During a conversation with Angolan journalists, on a day dominated by the reciprocal tariffs applied by President Donald Trump, Yu Yong recalled that the US had, at the time, refused a proposal to finance Angola, using oil as collateral, and China offered to “offer” this capital, an investment with which Chinese banks also received money. With this, Angola “achieved great development”, which translated into infrastructure projects and a focus on its productive sector.
China is Angola’s main trading partner in Africa, with trade of USD 18.251 billion in 2024, 36% of the country’s trade. China is, at the same time, Angola’s largest customer, largest supplier and also largest creditor.
“For a developing country, the issue of debt may be false. At the beginning of the reform and opening up, we also borrowed from the World Bank and the Asian Development Bank, but we turned this debt into dynamism for our development,” the government representative explained.
When questioned by Expansão, the Angolan Ministry of Finance said that it “has no elements to confirm Yu Yong’s statement”, clarifying that this “was a financing structure widely used at a time when access to financing was limited in the country”.
Regarding China’s willingness to negotiate new loans, in a form that may be proposed to Angola without oil as collateral, the ministry led by Vera Daves de Sousa admitted that “new financing may emerge”. However, the “engagement of the [Angolan] State will depend on alignment with the Debt Strategy and the budgetary capacity to implement the initiative”, it clarified.

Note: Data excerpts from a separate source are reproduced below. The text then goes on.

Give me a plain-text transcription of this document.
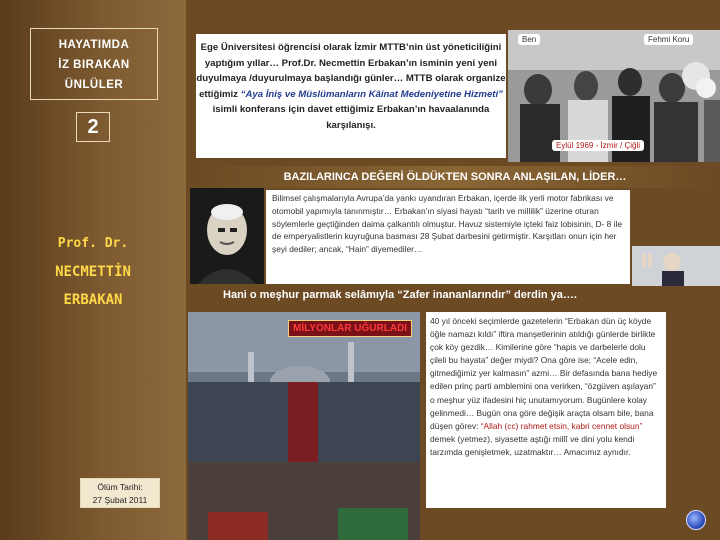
HAYATIMDA
İZ BIRAKAN
ÜNLÜLER
2
Prof. Dr.
NECMETTİN
ERBAKAN
Ölüm Tarihi:
27 Şubat 2011
Ege Üniversitesi öğrencisi olarak İzmir MTTB’nin üst yöneticiliğini yaptığım yıllar… Prof.Dr. Necmettin Erbakan’ın isminin yeni yeni duyulmaya /duyurulmaya başlandığı günler… MTTB olarak organize ettiğimiz “Aya İniş ve Müslümanların Kâinat Medeniyetine Hizmeti” isimli konferans için davet ettiğimiz Erbakan’ın havaalanında karşılanışı.
Ben	Fehmi Koru
Eylül 1969 - İzmir / Çiğli
BAZILARINCA DEĞERİ ÖLDÜKTEN SONRA ANLAŞILAN, LİDER…
Bilimsel çalışmalarıyla Avrupa’da yankı uyandıran Erbakan, içerde ilk yerli motor fabrikası ve otomobil yapımıyla tanınmıştır… Erbakan’ın siyasi hayatı “tarih ve millilik” üzerine oturan söylemlerle geçtiğinden daima çalkantılı olmuştur. Havuz sistemiyle içteki faiz lobisinin, D- 8 ile de emperyalistlerin kuyruğuna basması 28 Şubat darbesini getirmiştir. Karşıtları onun için her şeyi dediler; ancak, “Hain” diyemediler…
Hani o meşhur parmak selâmıyla “Zafer inananlarındır” derdin ya….
MİLYONLAR UĞURLADI
40 yıl önceki seçimlerde gazetelerin “Erbakan dün üç köyde öğle namazı kıldı” iftira manşetlerinin atıldığı günlerde birlikte çok köy gezdik… Kimilerine göre “hapis ve darbelerle dolu çileli bu hayata” değer miydi? Ona göre ise; “Acele edin, gitmediğimiz yer kalmasın” azmi… Bir defasında bana hediye edilen prinç parti amblemini ona verirken, “özgüven aşılayan” o meşhur yüz ifadesini hiç unutamıyorum. Bugünlere kolay gelinmedi… Bugün ona göre değişik araçta olsam bile, bana düşen görev: “Allah (cc) rahmet etsin, kabri cennet olsun” demek (yetmez), siyasette aştığı millî ve dini yolu kendi tarzımda genişletmek, uzatmaktır… Amacımız aynıdır.
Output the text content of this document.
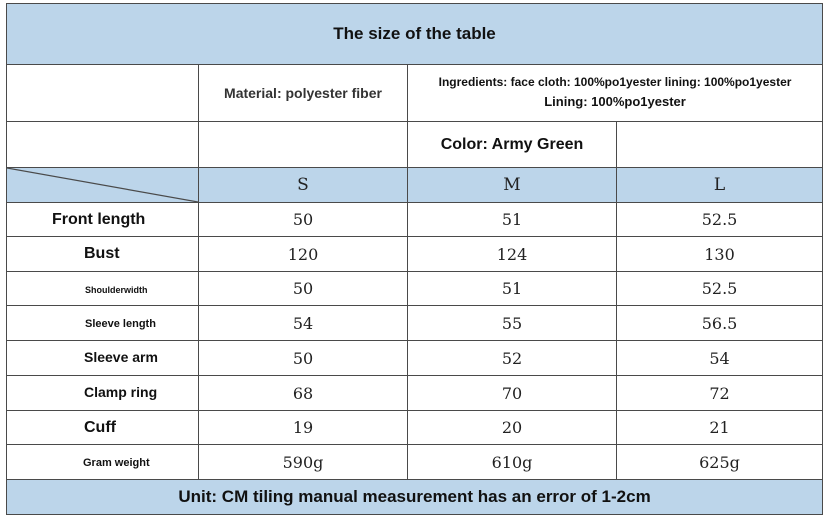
The size of the table			
	Material: polyester fiber	Ingredients: face cloth: 100%po1yester lining: 100%po1yester
Lining: 100%po1yester	

		Color: Army Green	

	S	M	L
Front length	50	51	52.5
Bust	120	124	130
Shoulderwidth	50	51	52.5
Sleeve length	54	55	56.5
Sleeve arm	50	52	54
Clamp ring	68	70	72
Cuff	19	20	21
Gram weight	590g	610g	625g
Unit: CM tiling manual measurement has an error of 1-2cm			
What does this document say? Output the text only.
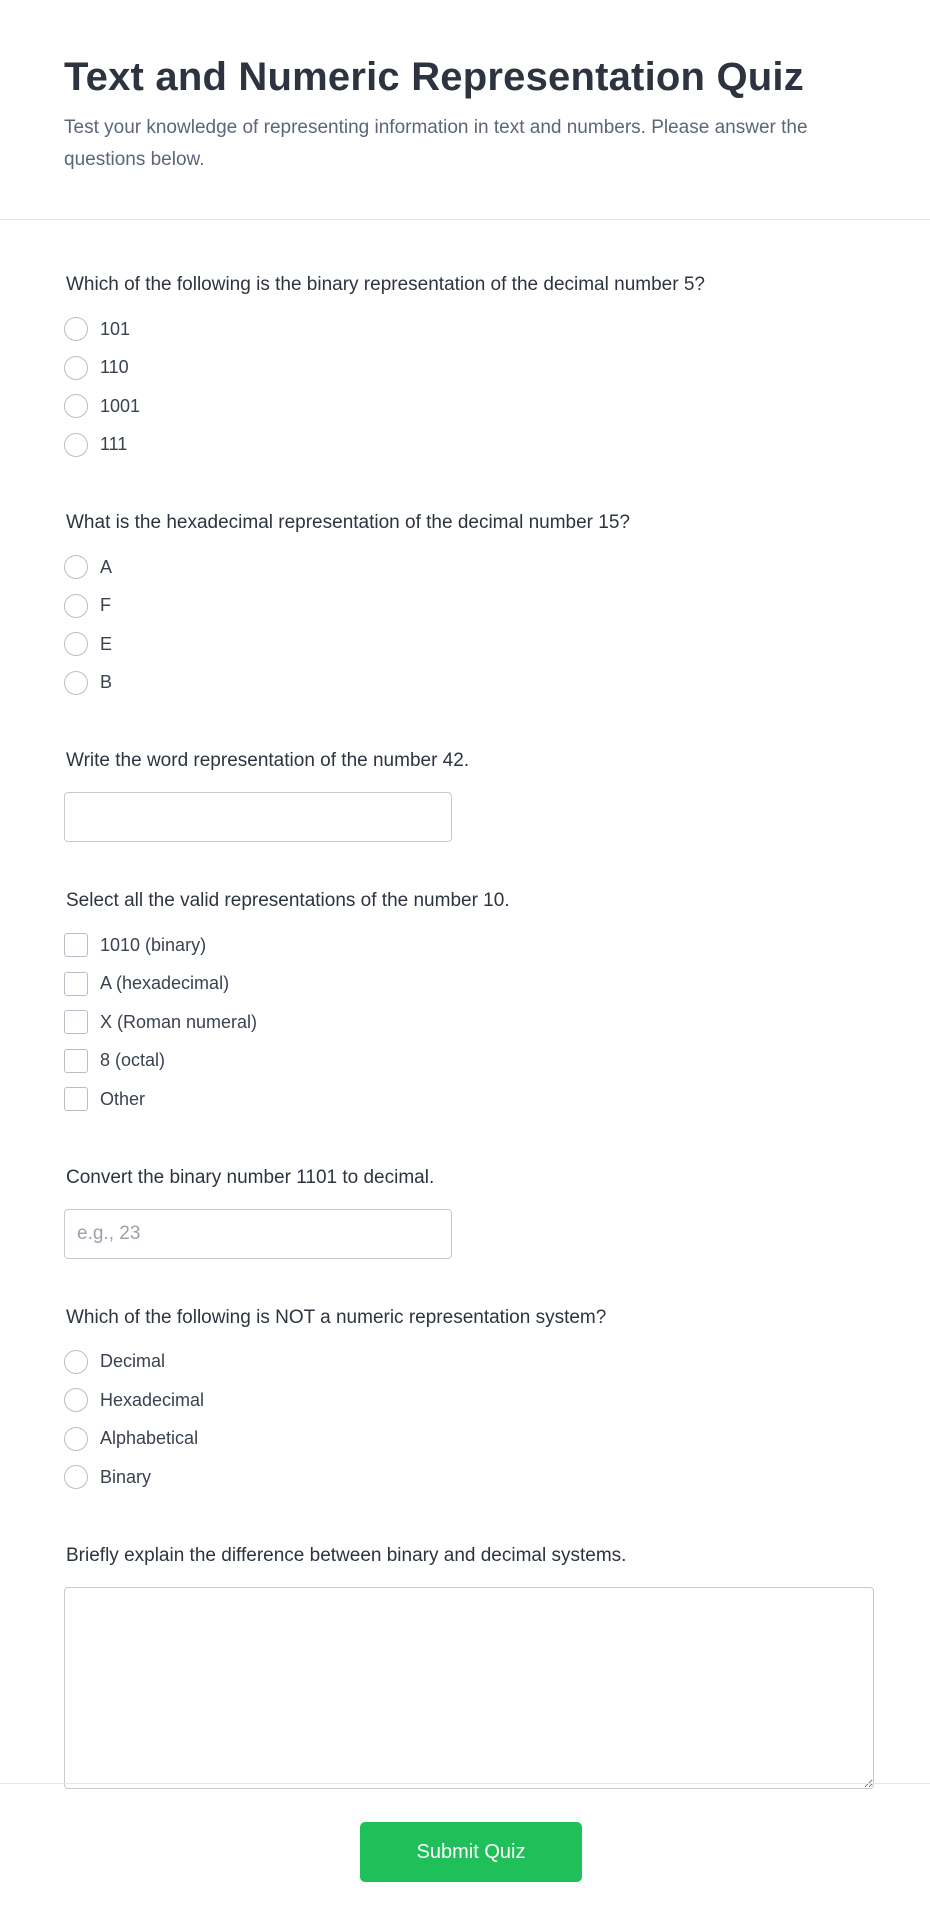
Text and Numeric Representation Quiz

Test your knowledge of representing information in text and numbers. Please answer the questions below.

Which of the following is the binary representation of the decimal number 5?
101
110
1001
111
What is the hexadecimal representation of the decimal number 15?
A
F
E
B
Write the word representation of the number 42.
Select all the valid representations of the number 10.
1010 (binary)
A (hexadecimal)
X (Roman numeral)
8 (octal)
Other
Convert the binary number 1101 to decimal.
e.g., 23
Which of the following is NOT a numeric representation system?
Decimal
Hexadecimal
Alphabetical
Binary
Briefly explain the difference between binary and decimal systems.
Submit Quiz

Last year, Angola signed a financing agreement with China’s Eximbank, securing resources for the country’s Broadband Network Construction Project, equivalent to US$250 million, with interest rates of 2% and a repayment period of 20 years.
Momentum to pay collateralized debt
Angola’s debt to China fell by 35% between 2020 and 2024, from USD 21,993.1 million to USD 14,353.6 million, according to calculations by Expansão based on external statistics from the National Bank of Angola. The debt collateralized by oil, as Expansão wrote in its March 21 edition, “also sank in this period to USD 9,029.4 million, the first time it has fallen below double digits since 2015”. If this continues, as Dorivaldo Teixeira, director of the Debt Management Unit of the Ministry of Finance, admitted in January in the presentation of the Annual Debt Program for 2025, the debt to the Asian giant, the only country with which Angola has a debt collateralized by oil, could be “completely repaid” in 2028.
Regarding Angola’s drive to pay off its debt to China, the deputy director of the Ministry of Foreign Affairs called for an alert regarding what he called the “aid trap” and the debt to Western funds, through which Angola obtains money that is not invested in the productive sector. Asked by Expansão to identify these funds, Yu Yong declined to respond. “They are open funds, they are public, we do not want to name names,” he replied.
At the Forum on China-Africa Cooperation (FOCAC) summit in Beijing in September last year, President Xi Jinping pledged to increase support for the continent, with a $50.7 billion funding commitment that countered speculation about waning interest in the continent.